Perubahan kebijakan di kementerian terkait juga turut berpengaruh. Kebijakan integrasi program desa ke dalam desa mandiri dan desa berkembang membuat status dapen tidak lagi relevan. Desa-desa yang sebelumnya mendapat prioritas kini diharapkan dapat mandiri tanpa bantuan khusus dari pemerintah pusat.
Selain itu, adanya pergeseran fokus pembangunan dari infrastruktur fisik ke pembangunan kapasitas masyarakat juga menjadi alasan penutupan dapen. Pemerintah beranggapan bahwa desa-desa tersebut telah memiliki kapasitas yang cukup untuk melanjutkan pembangunan secara mandiri.
Dampak bagi Masyarakat
Penutupan dapen berdampak langsung terhadap kesejahteraan masyarakat di daerah terpencil. Banyak proyek pembangunan yang terhenti mendadak, termasuk pembangunan jalan, irigasi, dan fasilitas kesehatan. Hal ini menyebabkan masyarakat kembali kesulitan mengakses pelayanan dasar.
"Sejak dapen kami ditutup, pembangunan jalan setapak yang sudah berjalan terhenti. Kini kami sulit mengangkut hasil pertanian ke pasar," kata Kepala Desa Sukamaju, Jawa Barat, yang tidak mau disebutkan namanya.
Dampak lain adalah penurunan partisipasi masyarakat dalam kegiatan pembangunan.
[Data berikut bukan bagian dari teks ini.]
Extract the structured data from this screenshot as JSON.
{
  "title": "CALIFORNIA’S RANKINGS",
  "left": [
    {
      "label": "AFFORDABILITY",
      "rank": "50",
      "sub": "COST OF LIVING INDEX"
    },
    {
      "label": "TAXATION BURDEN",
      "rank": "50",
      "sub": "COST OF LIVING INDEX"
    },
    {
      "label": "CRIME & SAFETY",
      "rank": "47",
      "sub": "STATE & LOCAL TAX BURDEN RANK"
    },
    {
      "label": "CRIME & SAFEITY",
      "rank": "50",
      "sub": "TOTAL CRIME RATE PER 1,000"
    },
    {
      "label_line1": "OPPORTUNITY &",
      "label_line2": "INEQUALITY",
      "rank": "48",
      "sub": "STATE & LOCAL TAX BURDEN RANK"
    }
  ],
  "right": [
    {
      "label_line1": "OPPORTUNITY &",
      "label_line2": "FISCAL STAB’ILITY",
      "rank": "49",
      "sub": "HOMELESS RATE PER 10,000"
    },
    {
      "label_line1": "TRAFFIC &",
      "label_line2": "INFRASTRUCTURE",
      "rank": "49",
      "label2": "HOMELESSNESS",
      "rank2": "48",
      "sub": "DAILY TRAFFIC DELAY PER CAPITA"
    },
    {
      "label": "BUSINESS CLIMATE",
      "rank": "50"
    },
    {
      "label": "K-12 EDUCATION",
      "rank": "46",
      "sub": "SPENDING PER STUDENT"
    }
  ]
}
Sebelumnya, dapen menjadi sarana untuk menggerakkan masyarakat berpartisipasi dalam pembangunan desa. Tanpa program ini, banyak masyarakat merasa kehilangan arah dalam membangun desa mereka.
Respon Pemerintah
Pemerintah menegaskan bahwa penutupan dapen bukan berarti penghentian pembangunan di desa-desa tersebut. Sebaliknya, pemerintah berencana mengalokasikan anggaran melalui program yang lebih terintegrasi. "Kami tidak menghentikan pembangunan, tetapi mengubah cara pendekatannya. Kini pembangunan desa lebih berfokus pada penguatan kapasitas masyarakat dan desa mandiri," ujar Pejabat Kementerian Desa, Pembangunan Daerah Tertinggal, dan Transmigrasi.
Pemerintah juga berencana melakukan evaluasi menyeluruh terhadap dampak penutupan dapen. Evaluasi ini bertujuan untuk memastikan bahwa masyarakat tidak terdampak negatif dan pembangunan berkelanjutan tetap terwujud.
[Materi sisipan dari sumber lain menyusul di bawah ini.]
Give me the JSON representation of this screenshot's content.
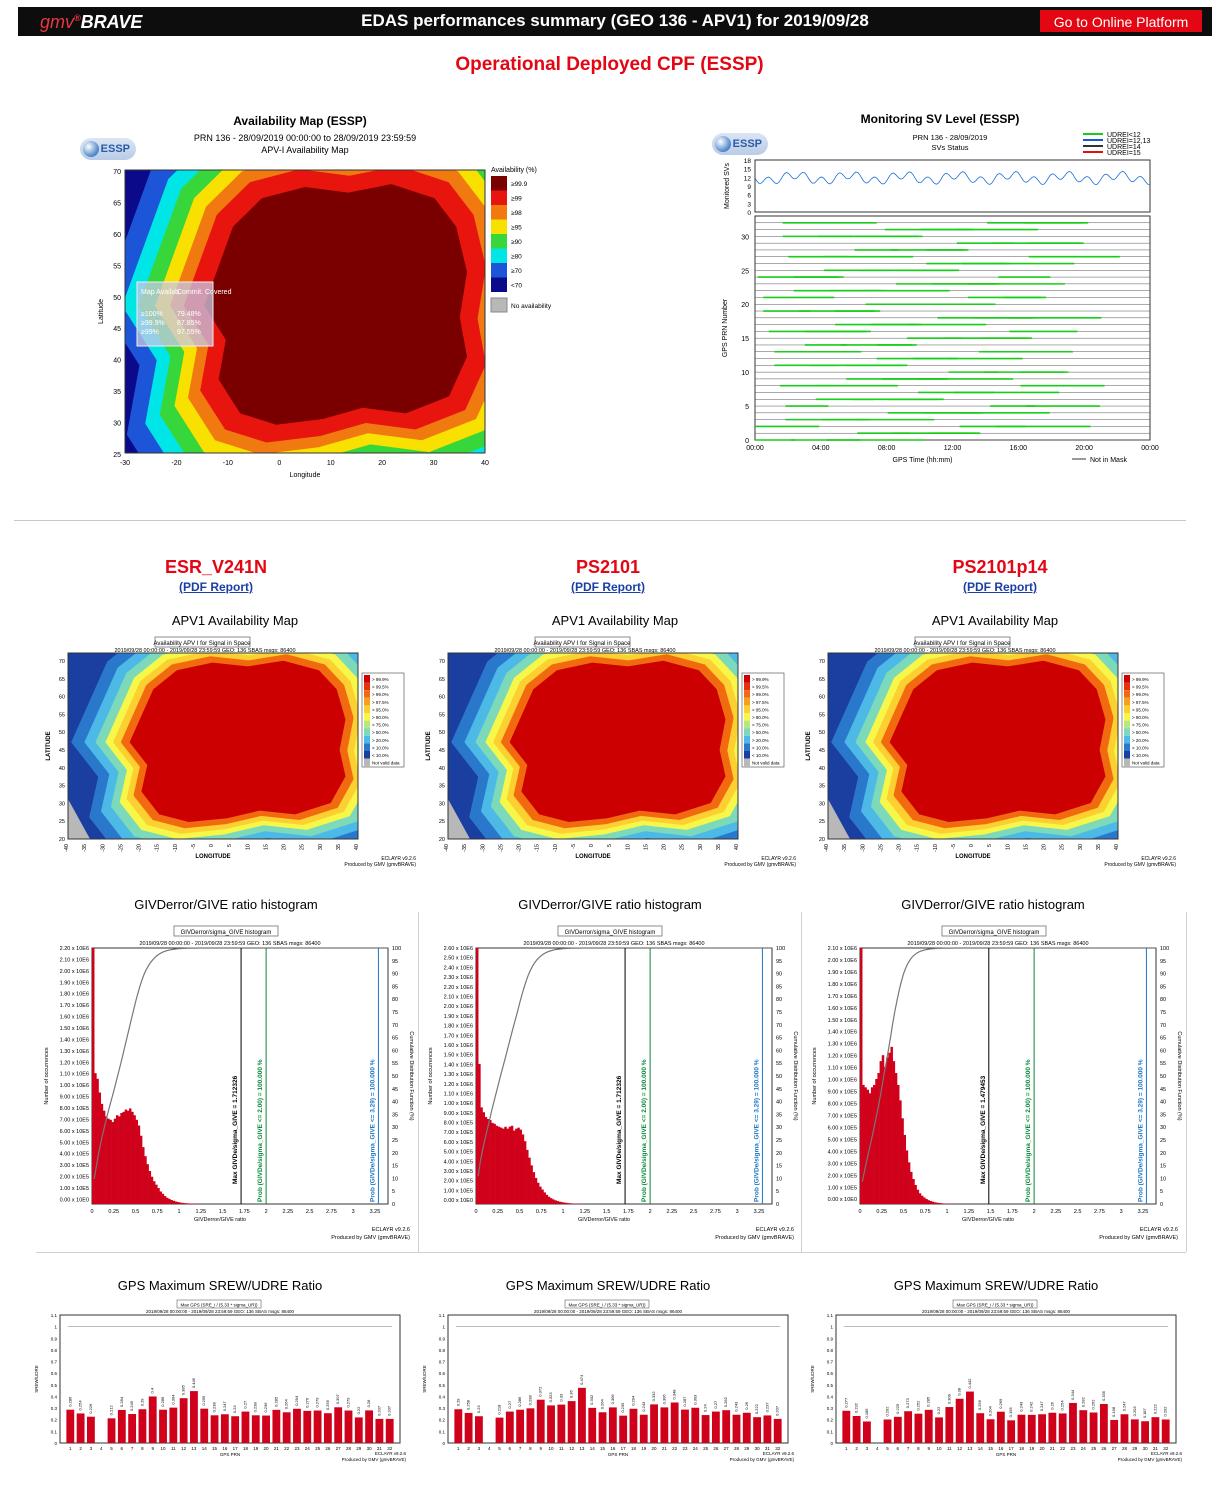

Masa Depan Desa Pembangunan
Menyusul tren penutupan dapen, banyak pihak mempertanyakan masa depan program ini. Beberapa ahli berpendapat bahwa model dapen perlu diubah daripada dihilangkan sepenuhnya. "Daripada menghapus status dapen, lebih baik memperkuat program ini dengan pendekatan yang lebih inklusif dan berkelanjutan," ujar seorang sosiolog dari Universitas Indonesia.
Pihak lain mengusulkan agar program serupa tetap dipertahankan namun dengan fokus yang berbeda. Sebagian besar setuju bahwa pembangunan desa harus terus berjalan, namun dengan pendekatan yang lebih demokratis dan melibatkan partisipasi masyarakat secara lebih efektif.
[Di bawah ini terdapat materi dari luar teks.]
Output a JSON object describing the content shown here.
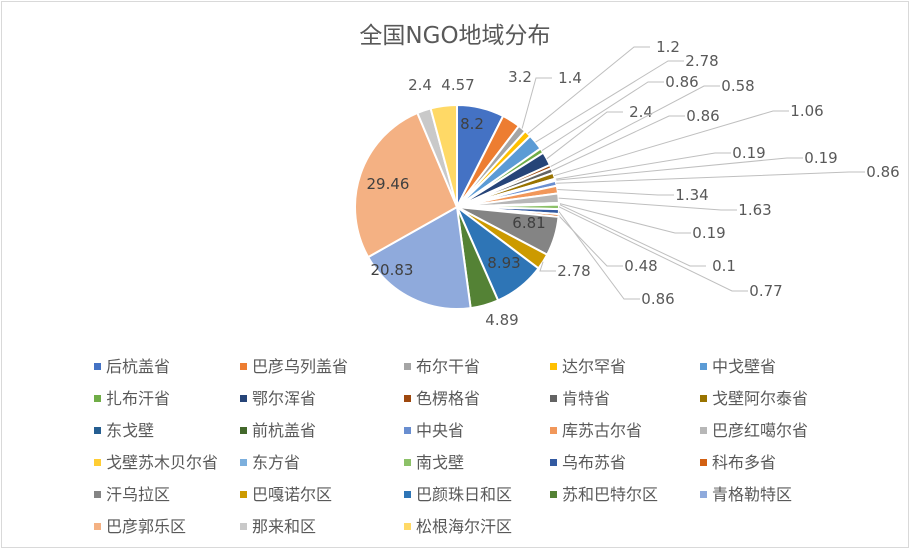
{
  "chart_data": {
    "type": "pie",
    "title": "全国NGO地域分布",
    "slices": [
      {
        "name": "后杭盖省",
        "value": 8.2,
        "color": "#4472c4"
      },
      {
        "name": "巴彦乌列盖省",
        "value": 3.2,
        "color": "#ed7d31"
      },
      {
        "name": "布尔干省",
        "value": 1.4,
        "color": "#a5a5a5"
      },
      {
        "name": "达尔罕省",
        "value": 1.2,
        "color": "#ffc000"
      },
      {
        "name": "中戈壁省",
        "value": 2.78,
        "color": "#5b9bd5"
      },
      {
        "name": "扎布汗省",
        "value": 0.86,
        "color": "#70ad47"
      },
      {
        "name": "鄂尔浑省",
        "value": 2.4,
        "color": "#264478"
      },
      {
        "name": "色楞格省",
        "value": 0.58,
        "color": "#9e480e"
      },
      {
        "name": "肯特省",
        "value": 0.86,
        "color": "#636363"
      },
      {
        "name": "戈壁阿尔泰省",
        "value": 1.06,
        "color": "#997300"
      },
      {
        "name": "东戈壁",
        "value": 0.19,
        "color": "#255e91"
      },
      {
        "name": "前杭盖省",
        "value": 0.19,
        "color": "#43682b"
      },
      {
        "name": "中央省",
        "value": 0.86,
        "color": "#698ed0"
      },
      {
        "name": "库苏古尔省",
        "value": 1.34,
        "color": "#f1975a"
      },
      {
        "name": "巴彦红噶尔省",
        "value": 1.63,
        "color": "#b7b7b7"
      },
      {
        "name": "戈壁苏木贝尔省",
        "value": 0.19,
        "color": "#ffcd33"
      },
      {
        "name": "东方省",
        "value": 0.1,
        "color": "#7cafdd"
      },
      {
        "name": "南戈壁",
        "value": 0.77,
        "color": "#8cc168"
      },
      {
        "name": "乌布苏省",
        "value": 0.86,
        "color": "#335aa1"
      },
      {
        "name": "科布多省",
        "value": 0.48,
        "color": "#d26012"
      },
      {
        "name": "汗乌拉区",
        "value": 6.81,
        "color": "#848484"
      },
      {
        "name": "巴嘎诺尔区",
        "value": 2.78,
        "color": "#cc9a00"
      },
      {
        "name": "巴颜珠日和区",
        "value": 8.93,
        "color": "#2e75b6"
      },
      {
        "name": "苏和巴特尔区",
        "value": 4.89,
        "color": "#548235"
      },
      {
        "name": "青格勒特区",
        "value": 20.83,
        "color": "#8faadc"
      },
      {
        "name": "巴彦郭乐区",
        "value": 29.46,
        "color": "#f4b183"
      },
      {
        "name": "那来和区",
        "value": 2.4,
        "color": "#c9c9c9"
      },
      {
        "name": "松根海尔汗区",
        "value": 4.57,
        "color": "#ffd966"
      }
    ],
    "data_labels": [
      "8.2",
      "3.2",
      "1.4",
      "1.2",
      "2.78",
      "0.86",
      "2.4",
      "0.58",
      "0.86",
      "1.06",
      "0.19",
      "0.19",
      "0.86",
      "1.34",
      "1.63",
      "0.19",
      "0.1",
      "0.77",
      "0.86",
      "0.48",
      "6.81",
      "2.78",
      "8.93",
      "4.89",
      "20.83",
      "29.46",
      "2.4",
      "4.57"
    ],
    "legend_position": "bottom",
    "label_color": "#595959",
    "leader_line_color": "#bfbfbf"
  }
}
Sementara itu, masyarakat di desa yang status dapennya dicopot berharap pemerintah dapat memberikan solusi yang konkret. "Kami tidak meminta banyak, hanya agar pembangunan tidak berhenti di tengah jalan karena perubahan kebijakan yang tiba-tiba," ujung seorang tokoh masyarakat dari desa di Kalimantan Timur.
Penutupan 58 dapen dalam enam tahun terakhir menunjukkan pergeseran paradigma dalam pembangunan desa di Indonesia. Namun, tantangan besar bagaimana memastikan bahwa perubahan ini tidak meninggalkan keterbelakangan di daerah-daerah yang masih membutuhkan perhatian khusus.